A pesquisa, intitulada Síntese de Indicadores Sociais, utiliza a taxa ajustada de frequência escolar líquida (Tafel) para medir o atraso escolar, ou seja, a proporção de alunos que frequentam a etapa de ensino adequada à idade. A analista do IBGE, Luanda Chaves Botelho, atribui o resultado inferior a 2019 ao impacto da pandemia, que causou “o atraso da entrada das crianças na pré-escola no período pandêmico, repercutindo ainda no ingresso no ensino fundamental”.
O estudo também aponta que, entre crianças de 11 a 14 anos, 89,1% estavam na série adequada em 2024, superando o período pré-pandemia (87,4%). No entanto, esse indicador ainda não atinge a meta do Plano Nacional de Educação (PNE), que visa 95% das pessoas de 14 anos com o ensino fundamental completo.

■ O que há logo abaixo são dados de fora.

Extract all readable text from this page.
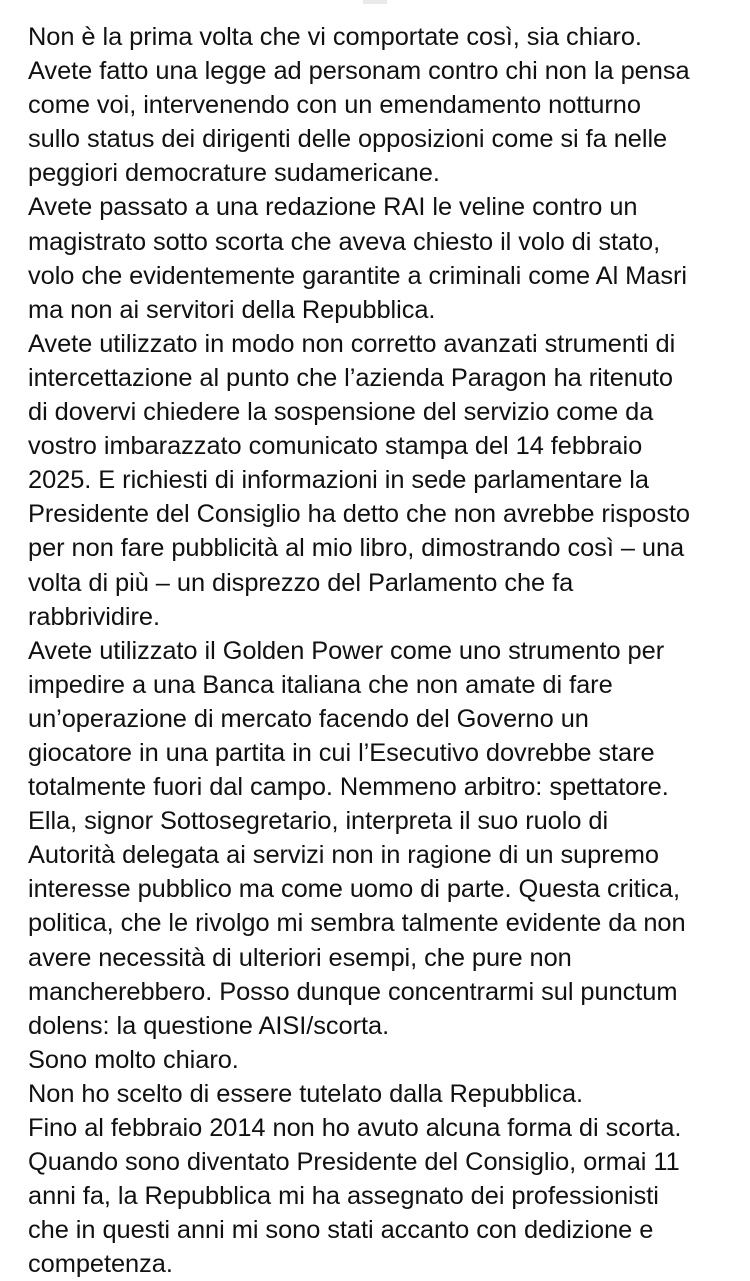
Non è la prima volta che vi comportate così, sia chiaro.
Avete fatto una legge ad personam contro chi non la pensa
come voi, intervenendo con un emendamento notturno
sullo status dei dirigenti delle opposizioni come si fa nelle
peggiori democrature sudamericane.
Avete passato a una redazione RAI le veline contro un
magistrato sotto scorta che aveva chiesto il volo di stato,
volo che evidentemente garantite a criminali come Al Masri
ma non ai servitori della Repubblica.
Avete utilizzato in modo non corretto avanzati strumenti di
intercettazione al punto che l’azienda Paragon ha ritenuto
di dovervi chiedere la sospensione del servizio come da
vostro imbarazzato comunicato stampa del 14 febbraio
2025. E richiesti di informazioni in sede parlamentare la
Presidente del Consiglio ha detto che non avrebbe risposto
per non fare pubblicità al mio libro, dimostrando così – una
volta di più – un disprezzo del Parlamento che fa
rabbrividire.
Avete utilizzato il Golden Power come uno strumento per
impedire a una Banca italiana che non amate di fare
un’operazione di mercato facendo del Governo un
giocatore in una partita in cui l’Esecutivo dovrebbe stare
totalmente fuori dal campo. Nemmeno arbitro: spettatore.
Ella, signor Sottosegretario, interpreta il suo ruolo di
Autorità delegata ai servizi non in ragione di un supremo
interesse pubblico ma come uomo di parte. Questa critica,
politica, che le rivolgo mi sembra talmente evidente da non
avere necessità di ulteriori esempi, che pure non
mancherebbero. Posso dunque concentrarmi sul punctum
dolens: la questione AISI/scorta.
Sono molto chiaro.
Non ho scelto di essere tutelato dalla Repubblica.
Fino al febbraio 2014 non ho avuto alcuna forma di scorta.
Quando sono diventato Presidente del Consiglio, ormai 11
anni fa, la Repubblica mi ha assegnato dei professionisti
che in questi anni mi sono stati accanto con dedizione e
competenza.
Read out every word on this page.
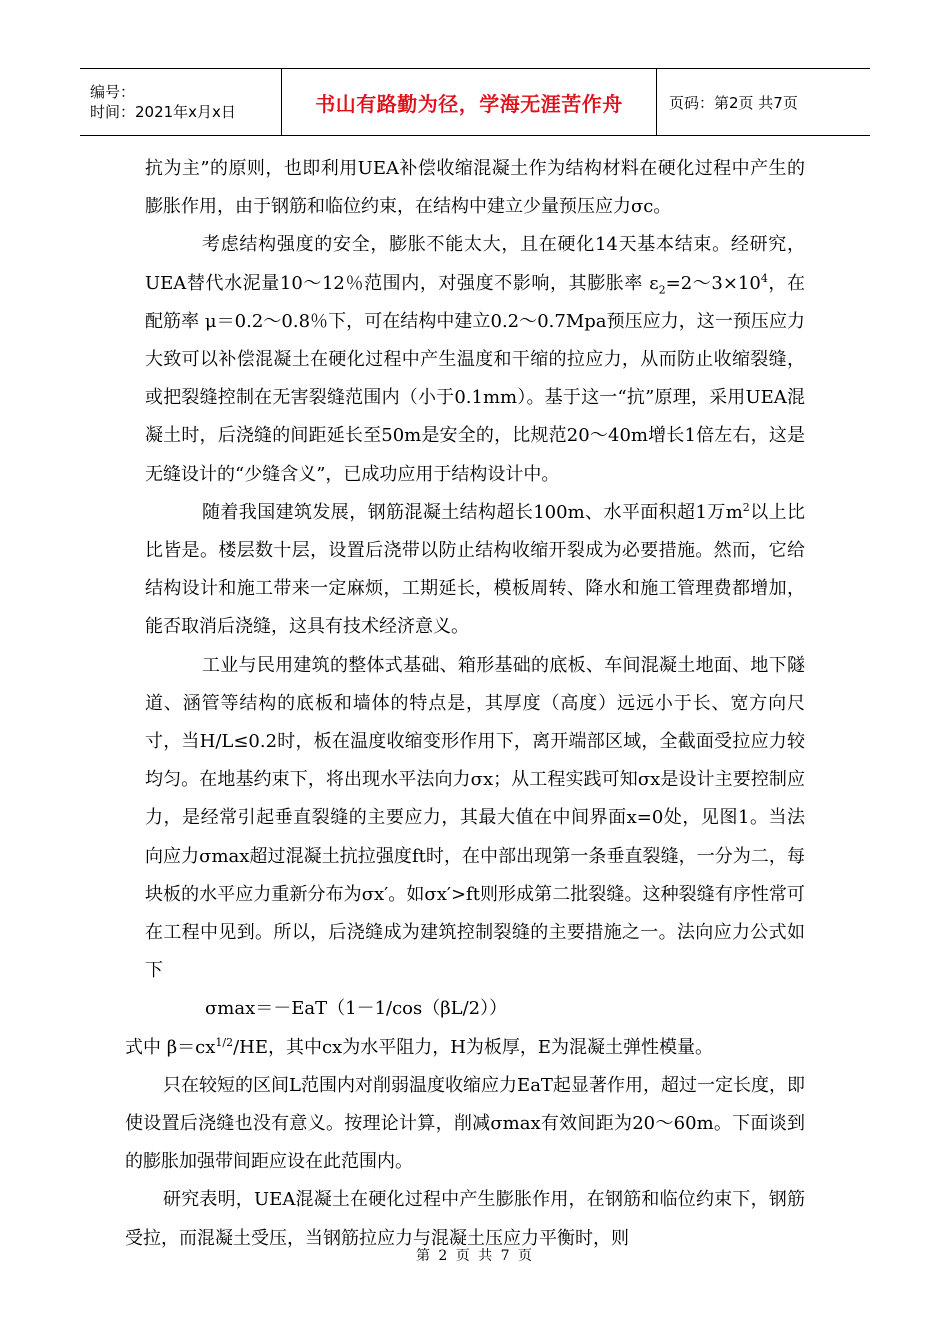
编号：
时间：2021年x月x日	书山有路勤为径，学海无涯苦作舟	页码：第2页 共7页

抗为主”的原则，也即利用UEA补偿收缩混凝土作为结构材料在硬化过程中产生的膨胀作用，由于钢筋和临位约束，在结构中建立少量预压应力σc。

考虑结构强度的安全，膨胀不能太大，且在硬化14天基本结束。经研究，UEA替代水泥量10～12％范围内，对强度不影响，其膨胀率 $\varepsilon_2=2\sim 3\times 10^4$，在配筋率 μ＝0.2～0.8％下，可在结构中建立0.2～0.7Mpa预压应力，这一预压应力大致可以补偿混凝土在硬化过程中产生温度和干缩的拉应力，从而防止收缩裂缝，或把裂缝控制在无害裂缝范围内（小于0.1mm）。基于这一“抗”原理，采用UEA混凝土时，后浇缝的间距延长至50m是安全的，比规范20～40m增长1倍左右，这是无缝设计的“少缝含义”，已成功应用于结构设计中。

随着我国建筑发展，钢筋混凝土结构超长100m、水平面积超1万$m^2$以上比比皆是。楼层数十层，设置后浇带以防止结构收缩开裂成为必要措施。然而，它给结构设计和施工带来一定麻烦，工期延长，模板周转、降水和施工管理费都增加，能否取消后浇缝，这具有技术经济意义。

工业与民用建筑的整体式基础、箱形基础的底板、车间混凝土地面、地下隧道、涵管等结构的底板和墙体的特点是，其厚度（高度）远远小于长、宽方向尺寸，当H/L≤0.2时，板在温度收缩变形作用下，离开端部区域，全截面受拉应力较均匀。在地基约束下，将出现水平法向力σx；从工程实践可知σx是设计主要控制应力，是经常引起垂直裂缝的主要应力，其最大值在中间界面x=0处，见图1。当法向应力σmax超过混凝土抗拉强度ft时，在中部出现第一条垂直裂缝，一分为二，每块板的水平应力重新分布为σx′。如σx′>ft则形成第二批裂缝。这种裂缝有序性常可在工程中见到。所以，后浇缝成为建筑控制裂缝的主要措施之一。法向应力公式如下

σmax＝－EaT（1－1/cos（βL/2））

式中 $\beta=cx^{1/2}/HE$，其中cx为水平阻力，H为板厚，E为混凝土弹性模量。

只在较短的区间L范围内对削弱温度收缩应力EaT起显著作用，超过一定长度，即使设置后浇缝也没有意义。按理论计算，削减σmax有效间距为20～60m。下面谈到的膨胀加强带间距应设在此范围内。

研究表明，UEA混凝土在硬化过程中产生膨胀作用，在钢筋和临位约束下，钢筋受拉，而混凝土受压，当钢筋拉应力与混凝土压应力平衡时，则

第 2 页 共 7 页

Outro dado preocupante é a frequência escolar de crianças de até 5 anos. Em 2024, apenas 39,7% das crianças de até 3 anos frequentavam creches, um número inferior à meta de 50% estabelecida pelo PNE, apesar de ser a maior proporção já registrada desde o início da pesquisa em 2016. Na faixa de 4 a 5 anos, 93,5% estavam na pré-escola, o maior patamar desde 2016, mas ainda aquém da universalização prevista no PNE. A pesquisa identificou que a principal razão para crianças estarem fora da escola, em ambas as faixas etárias, é “por opção dos pais ou responsáveis”.

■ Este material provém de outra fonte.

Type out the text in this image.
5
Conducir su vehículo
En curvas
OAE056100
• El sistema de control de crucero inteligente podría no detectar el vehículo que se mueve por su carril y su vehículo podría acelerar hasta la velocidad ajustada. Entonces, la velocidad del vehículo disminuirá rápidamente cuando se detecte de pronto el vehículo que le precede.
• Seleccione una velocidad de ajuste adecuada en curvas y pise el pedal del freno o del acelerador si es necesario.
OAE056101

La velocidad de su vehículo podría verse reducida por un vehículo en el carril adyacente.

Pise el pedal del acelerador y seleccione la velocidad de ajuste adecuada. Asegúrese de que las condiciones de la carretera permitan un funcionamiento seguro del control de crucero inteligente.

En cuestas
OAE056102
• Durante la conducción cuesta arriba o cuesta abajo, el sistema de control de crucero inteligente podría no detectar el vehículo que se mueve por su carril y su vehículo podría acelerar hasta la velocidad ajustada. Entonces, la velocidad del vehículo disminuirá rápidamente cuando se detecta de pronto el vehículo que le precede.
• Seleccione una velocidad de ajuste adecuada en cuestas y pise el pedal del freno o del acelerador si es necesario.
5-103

A pesquisa do IBGE também mostra que a média de anos de estudo de jovens de 18 a 29 anos em Goiás é de 11,9 anos, um avanço em relação a 2016 (11,1 anos), mas ainda abaixo da meta de 12 anos do PNE. Há desigualdades significativas dentro dessa faixa etária, com brancos apresentando uma média de 12,5 anos de estudo, superior à de pretos e pardos (11,5 anos). Jovens com menores rendimentos domiciliares per capita têm, em média, 10,6 anos de estudo, enquanto aqueles com maiores rendimentos atingem 13,5 anos.